Mas o momento era excepcional e cruel, Danny não teria tempo tão cedo para administrar um sentimento de impotência, precisávamos do Charlie bem, e qualquer coisa poderia entrar em negociação pelo bem de sua segurança.
As caixas de pizza foram empoleiradas em bancos no centro do avião, e presas pelos cintos de segurança, e os carros foram bem atados ao fundo. Um piloto que costumava prestar serviços para a polícia foi bem instruído sobre levar o avião ao ponto X, depois caminhar até um segundo ponto de encontro onde outro policial o apanharia e o levaria de volta em segurança.
Agora era só esperar. E nesse momento esperar se tornara mortificante, a própria respiração de Danny saia como um suplício, um pedido de socorro.
— Eu sei que é uma pergunta estúpida, mas como você está?
— Sabe quando alguém te diz que algo vai acontecer possivelmente. E quando falam isso você já sabe a resposta, só não te contaram ela ainda?
— Sei.
— Eu sei que o Charlie vai ser salvo, possivelmente. Mas não suporto a ideia de que... não sei o que isso realmente significa. Só consigo lidar com uma resposta, Steve...

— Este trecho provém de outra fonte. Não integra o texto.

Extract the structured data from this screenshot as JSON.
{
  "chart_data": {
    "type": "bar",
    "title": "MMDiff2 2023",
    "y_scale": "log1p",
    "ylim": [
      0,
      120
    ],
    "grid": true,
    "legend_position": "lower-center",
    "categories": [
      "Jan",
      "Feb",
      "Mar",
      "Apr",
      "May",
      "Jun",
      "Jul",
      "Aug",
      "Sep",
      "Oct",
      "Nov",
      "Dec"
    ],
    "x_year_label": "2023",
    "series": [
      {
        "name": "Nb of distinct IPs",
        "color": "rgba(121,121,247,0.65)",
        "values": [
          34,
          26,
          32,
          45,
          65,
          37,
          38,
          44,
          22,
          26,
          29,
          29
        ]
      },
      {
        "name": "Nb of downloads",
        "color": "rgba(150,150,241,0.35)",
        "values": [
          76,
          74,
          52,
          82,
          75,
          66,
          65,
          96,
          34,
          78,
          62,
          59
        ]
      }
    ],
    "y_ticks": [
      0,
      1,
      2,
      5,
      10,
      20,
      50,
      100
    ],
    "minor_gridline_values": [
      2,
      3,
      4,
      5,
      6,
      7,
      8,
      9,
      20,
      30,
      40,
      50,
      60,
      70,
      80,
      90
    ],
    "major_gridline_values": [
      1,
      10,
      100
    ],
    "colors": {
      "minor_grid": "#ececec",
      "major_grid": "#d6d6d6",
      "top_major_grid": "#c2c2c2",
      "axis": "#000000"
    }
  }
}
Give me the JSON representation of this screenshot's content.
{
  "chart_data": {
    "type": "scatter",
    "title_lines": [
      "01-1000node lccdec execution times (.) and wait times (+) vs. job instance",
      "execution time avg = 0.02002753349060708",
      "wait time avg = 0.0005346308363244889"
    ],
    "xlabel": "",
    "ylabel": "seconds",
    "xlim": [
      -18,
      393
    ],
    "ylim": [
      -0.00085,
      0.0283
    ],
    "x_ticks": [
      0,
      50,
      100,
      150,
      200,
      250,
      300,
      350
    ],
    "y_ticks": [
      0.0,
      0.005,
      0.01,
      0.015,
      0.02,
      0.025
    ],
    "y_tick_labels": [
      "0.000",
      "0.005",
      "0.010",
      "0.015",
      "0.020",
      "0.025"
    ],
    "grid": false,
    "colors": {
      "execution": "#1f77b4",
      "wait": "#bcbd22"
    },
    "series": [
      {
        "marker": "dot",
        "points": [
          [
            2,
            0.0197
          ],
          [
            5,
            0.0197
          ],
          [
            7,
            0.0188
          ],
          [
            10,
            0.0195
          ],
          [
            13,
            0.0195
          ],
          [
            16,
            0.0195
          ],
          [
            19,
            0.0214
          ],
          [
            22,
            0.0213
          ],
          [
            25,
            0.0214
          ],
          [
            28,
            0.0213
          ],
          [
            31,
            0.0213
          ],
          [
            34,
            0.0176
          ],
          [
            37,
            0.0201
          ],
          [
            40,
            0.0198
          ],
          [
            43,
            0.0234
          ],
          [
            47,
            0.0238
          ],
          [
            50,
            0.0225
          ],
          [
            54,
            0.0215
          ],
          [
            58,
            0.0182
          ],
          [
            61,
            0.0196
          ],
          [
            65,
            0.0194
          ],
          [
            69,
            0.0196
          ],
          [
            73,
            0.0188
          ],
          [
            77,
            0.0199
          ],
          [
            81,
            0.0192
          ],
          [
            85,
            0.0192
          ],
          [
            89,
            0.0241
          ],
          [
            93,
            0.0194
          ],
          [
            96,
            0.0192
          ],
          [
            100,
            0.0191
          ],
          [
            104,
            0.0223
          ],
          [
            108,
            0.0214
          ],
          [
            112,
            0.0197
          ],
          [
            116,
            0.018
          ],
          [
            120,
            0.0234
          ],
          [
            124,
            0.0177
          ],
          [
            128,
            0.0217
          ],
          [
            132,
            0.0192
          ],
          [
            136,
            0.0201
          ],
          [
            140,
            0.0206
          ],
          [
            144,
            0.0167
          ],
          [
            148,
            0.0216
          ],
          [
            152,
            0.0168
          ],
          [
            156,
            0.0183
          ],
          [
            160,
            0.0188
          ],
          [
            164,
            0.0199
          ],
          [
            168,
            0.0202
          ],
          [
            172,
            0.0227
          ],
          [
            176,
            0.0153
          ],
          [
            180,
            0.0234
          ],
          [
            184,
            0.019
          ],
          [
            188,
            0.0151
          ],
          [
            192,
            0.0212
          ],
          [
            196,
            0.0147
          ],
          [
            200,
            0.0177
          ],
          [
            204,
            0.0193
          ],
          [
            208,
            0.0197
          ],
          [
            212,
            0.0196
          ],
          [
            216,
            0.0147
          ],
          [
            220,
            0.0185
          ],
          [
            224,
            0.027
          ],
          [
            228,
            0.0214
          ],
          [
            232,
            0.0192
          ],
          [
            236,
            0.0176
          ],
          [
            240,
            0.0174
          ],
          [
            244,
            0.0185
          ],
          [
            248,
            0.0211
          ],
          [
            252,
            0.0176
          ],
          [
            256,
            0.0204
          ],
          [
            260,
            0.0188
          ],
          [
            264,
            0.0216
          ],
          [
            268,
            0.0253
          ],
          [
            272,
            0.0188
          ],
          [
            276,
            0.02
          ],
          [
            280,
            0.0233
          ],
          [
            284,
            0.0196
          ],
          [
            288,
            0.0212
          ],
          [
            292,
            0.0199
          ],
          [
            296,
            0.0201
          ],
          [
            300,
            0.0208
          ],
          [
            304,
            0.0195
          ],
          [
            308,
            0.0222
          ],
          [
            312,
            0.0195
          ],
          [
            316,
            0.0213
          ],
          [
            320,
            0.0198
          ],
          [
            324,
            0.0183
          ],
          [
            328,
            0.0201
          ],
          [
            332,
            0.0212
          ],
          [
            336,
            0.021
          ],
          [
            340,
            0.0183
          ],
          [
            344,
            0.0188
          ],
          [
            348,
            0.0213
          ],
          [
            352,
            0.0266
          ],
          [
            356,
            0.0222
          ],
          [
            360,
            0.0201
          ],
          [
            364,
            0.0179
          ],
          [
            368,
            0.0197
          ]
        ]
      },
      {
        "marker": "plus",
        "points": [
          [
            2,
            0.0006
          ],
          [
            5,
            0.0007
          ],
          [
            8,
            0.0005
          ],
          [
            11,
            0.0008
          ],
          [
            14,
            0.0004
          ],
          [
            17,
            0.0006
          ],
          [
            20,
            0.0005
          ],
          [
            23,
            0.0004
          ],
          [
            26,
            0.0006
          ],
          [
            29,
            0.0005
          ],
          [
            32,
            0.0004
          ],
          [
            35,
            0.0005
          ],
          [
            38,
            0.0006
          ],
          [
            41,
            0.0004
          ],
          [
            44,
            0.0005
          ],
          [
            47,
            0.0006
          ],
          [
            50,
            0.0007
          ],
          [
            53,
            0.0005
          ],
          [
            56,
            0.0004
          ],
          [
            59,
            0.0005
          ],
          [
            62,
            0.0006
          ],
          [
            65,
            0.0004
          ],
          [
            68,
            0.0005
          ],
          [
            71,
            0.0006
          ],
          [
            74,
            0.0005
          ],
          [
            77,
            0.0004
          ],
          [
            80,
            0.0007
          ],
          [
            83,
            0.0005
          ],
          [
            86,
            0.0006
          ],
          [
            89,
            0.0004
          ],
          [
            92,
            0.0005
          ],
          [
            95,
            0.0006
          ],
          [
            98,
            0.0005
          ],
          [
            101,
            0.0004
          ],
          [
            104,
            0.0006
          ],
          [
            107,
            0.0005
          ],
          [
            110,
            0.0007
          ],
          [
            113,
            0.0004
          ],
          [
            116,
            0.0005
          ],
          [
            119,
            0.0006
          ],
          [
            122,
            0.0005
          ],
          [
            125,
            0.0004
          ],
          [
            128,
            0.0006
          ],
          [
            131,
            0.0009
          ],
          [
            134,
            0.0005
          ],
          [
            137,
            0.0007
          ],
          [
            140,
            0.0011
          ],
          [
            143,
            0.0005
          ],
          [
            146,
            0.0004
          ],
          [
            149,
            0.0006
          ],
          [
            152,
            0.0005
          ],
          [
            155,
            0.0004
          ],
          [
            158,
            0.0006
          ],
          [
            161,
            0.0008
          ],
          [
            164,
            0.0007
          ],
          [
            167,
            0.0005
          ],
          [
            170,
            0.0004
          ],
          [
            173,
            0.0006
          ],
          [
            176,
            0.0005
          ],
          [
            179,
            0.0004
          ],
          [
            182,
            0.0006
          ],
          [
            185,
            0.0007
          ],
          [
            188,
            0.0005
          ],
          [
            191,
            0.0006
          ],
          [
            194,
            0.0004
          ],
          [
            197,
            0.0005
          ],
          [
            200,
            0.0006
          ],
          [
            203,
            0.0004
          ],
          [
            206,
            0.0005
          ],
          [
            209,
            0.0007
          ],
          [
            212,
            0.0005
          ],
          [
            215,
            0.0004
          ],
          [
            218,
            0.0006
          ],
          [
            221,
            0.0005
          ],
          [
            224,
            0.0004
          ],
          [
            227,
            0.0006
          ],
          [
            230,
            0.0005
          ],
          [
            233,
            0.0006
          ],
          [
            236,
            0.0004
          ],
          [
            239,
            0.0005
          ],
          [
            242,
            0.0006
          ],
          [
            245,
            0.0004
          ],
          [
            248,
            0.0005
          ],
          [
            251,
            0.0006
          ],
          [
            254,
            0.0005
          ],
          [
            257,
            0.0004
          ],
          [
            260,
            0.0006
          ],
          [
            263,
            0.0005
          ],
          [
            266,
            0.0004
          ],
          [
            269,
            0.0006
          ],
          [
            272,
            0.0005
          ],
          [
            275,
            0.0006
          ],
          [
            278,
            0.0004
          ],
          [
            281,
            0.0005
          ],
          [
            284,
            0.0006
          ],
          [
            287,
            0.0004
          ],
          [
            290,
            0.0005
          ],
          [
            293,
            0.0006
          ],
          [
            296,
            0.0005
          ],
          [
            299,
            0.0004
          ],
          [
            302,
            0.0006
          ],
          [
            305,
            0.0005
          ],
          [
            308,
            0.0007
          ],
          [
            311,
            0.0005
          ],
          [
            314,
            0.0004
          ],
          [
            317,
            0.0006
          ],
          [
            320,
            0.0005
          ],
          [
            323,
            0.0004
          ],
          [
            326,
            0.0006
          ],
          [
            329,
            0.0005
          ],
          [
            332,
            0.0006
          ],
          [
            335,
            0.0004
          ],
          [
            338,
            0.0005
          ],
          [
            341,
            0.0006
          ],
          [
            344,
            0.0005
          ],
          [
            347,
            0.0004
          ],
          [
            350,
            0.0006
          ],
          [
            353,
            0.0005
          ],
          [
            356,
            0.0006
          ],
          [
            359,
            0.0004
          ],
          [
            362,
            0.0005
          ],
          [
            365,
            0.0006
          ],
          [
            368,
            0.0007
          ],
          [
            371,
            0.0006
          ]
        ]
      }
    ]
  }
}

— E essa é a única resposta que você vai precisar lidar. Eu te prometo.
— Eu espero que sim... eu estou com medo... medo de perder meu filho de novo...
— Hey! — Geralmente quando quero segurar as mãos de Danny apenas ignoro esse impulso, mas agora me pareceu adequado. — Você confia em mim?
— É claro que confio.
— Então saiba que não vou parar, até que o Charlie volte pra casa bem.
Danny apertou minha mão contra a sua. E então um breve sorrisinho passou pelo seu rosto, rápido como uma estrela cadente.
— Sabia que o Charlie vê você como uma espécie de herói?
— O quê? Não!
Só percebi que eu estava sorrindo com cara de bobo quando Danny me encarou com os olhos de quem via filhotes de poodle numa vitrine.
— Eu sei, é loucura. — Ele revirou os olhos, me provocando. — Mas vai entender?!
— Ah, você que começou. Agora conta de onde ele tirou isso?
— Bom, eu posso ter uns 20 ou 30% de culpa...
— Ou 80%?
— É que... a Grace só fechava os olhos e começava a roncar, mas o Charlie? Ele demora a pegar no sono. As histórias de dormir já estavam se repetindo, então eu... comecei a ficar criativo.
— E isso quer dizer que...
— Que comecei a criar minhas próprias histórias. Levemente baseadas em nossos casos, onde o herói era sempre um cara bonitão, irritante e que adora calças cargo.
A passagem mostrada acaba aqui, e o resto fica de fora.